Given the potential for high humidity where you are perhaps you might consider tossing a sack of silica gel into 'sensitive' equipment if corrosion is atmospheric????
 

partyanimallighting

Oct 22, 2012
331
Joined
Oct 22, 2012
Messages
331
I'm putting it down to old age, corrosion over the years and lack of use as these have been out of service for years, sitting down in a storeroom waiting for me to get some time to eventually take a look at them to resolve the problems. If you look at the picture of the pcb you'll see a manufacture date of 1999!! That's old but these are really great "old school" units that I'm glad to have in my possession. The other defective unit had a barely visible broken solder trace that I did not pick up initially but I discovered it afterwards after confronting the pin problem on the microcontroller. So now, it's just to order the drivers and put them in and I should be good to go. Then on to the next issue, that fog machine pcb that I never got a follow up on. I'll do my best to check everything on this pcb as best as I can beforehand with my limited knowledge. Hopefully I'll find the issue and not have to re-post.
 

dorke

Jun 20, 2015
2,342
Joined
Jun 20, 2015
Messages
2,342
That fault was definitely not really visible. The break was where the pin on the microcontroller went into the pcb so I didn't see it at all. I'd definitely put it down to lack of experience too. But yet another lesson learned. I'll be more observant next time and do some tracing before I seek the wizards' advice.

Well,
My advice is to test the board in it's faulty state,in my experience it is the best way to find the fault.
Using vision to locate faults is at best being lucky,since many, if not most faults are invisible.

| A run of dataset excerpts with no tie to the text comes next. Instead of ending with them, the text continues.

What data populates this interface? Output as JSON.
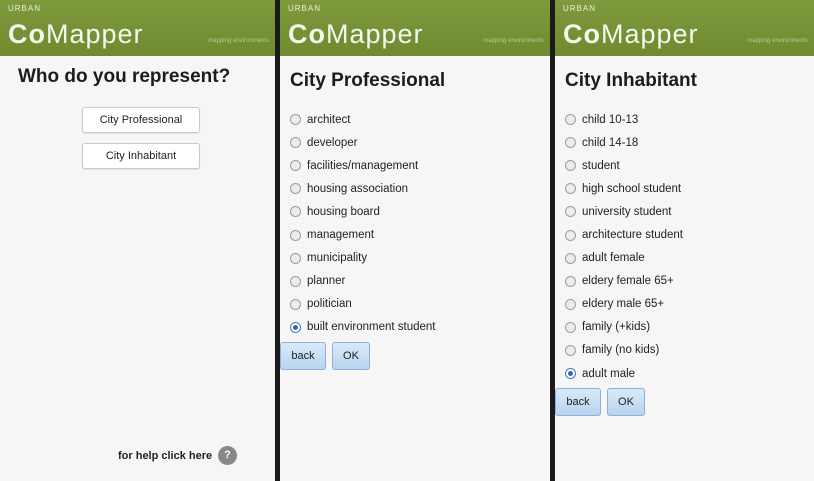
{
  "brand": {
    "top": "URBAN",
    "co": "Co",
    "mapper": "Mapper",
    "tagline": "mapping environments"
  },
  "screen1": {
    "title": "Who do you represent?",
    "buttons": [
      "City Professional",
      "City Inhabitant"
    ],
    "help_text": "for help click here",
    "help_icon": "?"
  },
  "screen2": {
    "title": "City Professional",
    "options": [
      "architect",
      "developer",
      "facilities/management",
      "housing association",
      "housing board",
      "management",
      "municipality",
      "planner",
      "politician",
      "built environment student"
    ],
    "selected": "built environment student",
    "back_label": "back",
    "ok_label": "OK"
  },
  "screen3": {
    "title": "City Inhabitant",
    "options": [
      "child 10-13",
      "child 14-18",
      "student",
      "high school student",
      "university student",
      "architecture student",
      "adult female",
      "eldery female 65+",
      "eldery male 65+",
      "family (+kids)",
      "family (no kids)",
      "adult male"
    ],
    "selected": "adult male",
    "back_label": "back",
    "ok_label": "OK"
  }
}
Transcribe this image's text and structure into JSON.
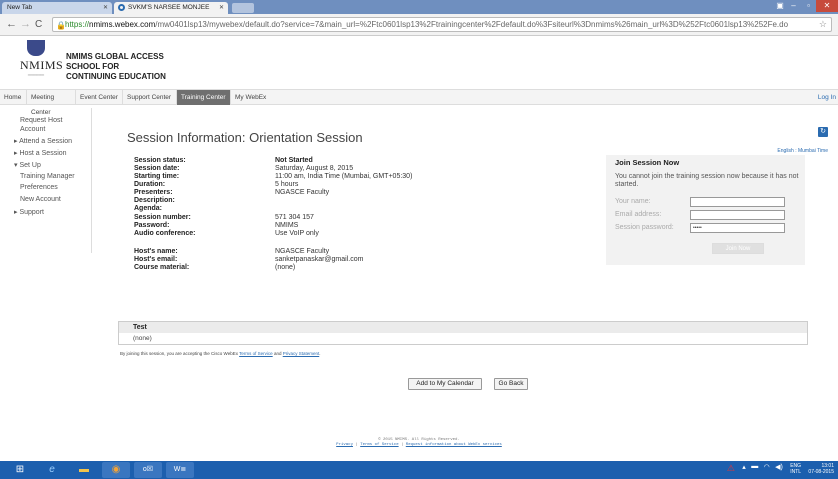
{
  "browser": {
    "tabs": [
      {
        "label": "New Tab"
      },
      {
        "label": "SVKM'S NARSEE MONJEE"
      }
    ],
    "url_scheme": "https://",
    "url_host": "nmims.webex.com",
    "url_path": "/mw0401lsp13/mywebex/default.do?service=7&main_url=%2Ftc0601lsp13%2Ftrainingcenter%2Fdefault.do%3Fsiteurl%3Dnmims%26main_url%3D%252Ftc0601lsp13%252Fe.do"
  },
  "header": {
    "logo_text": "NMIMS",
    "org_line1": "NMIMS GLOBAL ACCESS",
    "org_line2": "SCHOOL FOR",
    "org_line3": "CONTINUING EDUCATION"
  },
  "nav": {
    "items": [
      "Home",
      "Meeting Center",
      "Event Center",
      "Support Center",
      "Training Center",
      "My WebEx"
    ],
    "login": "Log In"
  },
  "sidebar": {
    "items": [
      "Request Host",
      "Account",
      "▸ Attend a Session",
      "▸ Host a Session",
      "▾ Set Up",
      "Training Manager",
      "Preferences",
      "New Account",
      "▸ Support"
    ]
  },
  "main": {
    "title": "Session Information: Orientation Session",
    "lang_link": "English : Mumbai Time",
    "fields": [
      {
        "label": "Session status:",
        "value": "Not Started"
      },
      {
        "label": "Session date:",
        "value": "Saturday, August 8, 2015"
      },
      {
        "label": "Starting time:",
        "value": "11:00 am, India Time (Mumbai, GMT+05:30)"
      },
      {
        "label": "Duration:",
        "value": "5 hours"
      },
      {
        "label": "Presenters:",
        "value": "NGASCE Faculty"
      },
      {
        "label": "Description:",
        "value": ""
      },
      {
        "label": "Agenda:",
        "value": ""
      },
      {
        "label": "Session number:",
        "value": "571 304 157"
      },
      {
        "label": "Password:",
        "value": "NMIMS"
      },
      {
        "label": "Audio conference:",
        "value": "Use VoIP only"
      },
      {
        "label": "Host's name:",
        "value": "NGASCE Faculty"
      },
      {
        "label": "Host's email:",
        "value": "sanketpanaskar@gmail.com"
      },
      {
        "label": "Course material:",
        "value": "(none)"
      }
    ],
    "test_header": "Test",
    "test_value": "(none)",
    "agreement_prefix": "By joining this session, you are accepting the Cisco WebEx",
    "terms_link": "Terms of Service",
    "and_text": "and",
    "privacy_link": "Privacy Statement",
    "add_calendar": "Add to My Calendar",
    "go_back": "Go Back"
  },
  "join": {
    "heading": "Join Session Now",
    "message": "You cannot join the training session now because it has not started.",
    "name_label": "Your name:",
    "email_label": "Email address:",
    "password_label": "Session password:",
    "password_value": "•••••",
    "button": "Join Now"
  },
  "footer": {
    "copyright": "© 2015 NMIMS. All Rights Reserved.",
    "privacy": "Privacy",
    "terms": "Terms of Service",
    "request": "Request information about WebEx services"
  },
  "taskbar": {
    "lang": "ENG",
    "region": "INTL",
    "time": "13:01",
    "date": "07-08-2015"
  }
}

Avoid swapping parts as much as possible,PCB's and devices may be damaged that way quit easily!

Here is how you should have found the problem systematically in this case:

1. Identify the non-functioning property of the equipment.
2. Locate the "path" that operates it on the board.
3. Verify along the path what happens in the on-off state (in your case).
4. That would have led you to the non-changing state of the ULN2803 input.
5. Check the driving pin of the corresponding μC pin,which would be fine,in your case.
6. Conclusion ,the connection between 4 and 5 is suspect,ohm it to verify.
re-solder joints(even without visual inspection...
Problem solved in a systematic process.;)

Note:
If there is one cockroach, there are probably more,
hence re solder all the pins of that μC!!!:eek:
 

dorke

Jun 20, 2015
2,342
Joined
Jun 20, 2015
Messages
2,342
I'm putting it down to old age, corrosion over the years and lack of use as these have been out of service for years, sitting down in a storeroom waiting for me to get some time to eventually take a look at them to resolve the problems. If you look at the picture of the pcb you'll see a manufacture date of 1999!! That's old but these are really great "old school" units that I'm glad to have in my possession. The other defective unit had a barely visible broken solder trace that I did not pick up initially but I discovered it afterwards after confronting the pin problem on the microcontroller. So now, it's just to order the drivers and put them in and I should be good to go. Then on to the next issue, that fog machine pcb that I never got a follow up on. I'll do my best to check everything on this pcb as best as I can beforehand with my limited knowledge. Hopefully I'll find the issue and not have to re-post.

1999 isn't really old,
the problem is poor solder when the equipment left the factory(Chinese?).
Corrosion though, is a big problem in wet areas,equipment should be stored wrapped( and sealed if possible)
with absorbing bags.

When ordering these parts from Digikey,
order a bunch, they may be useful in the future,and cause delivery is relatively. expansive.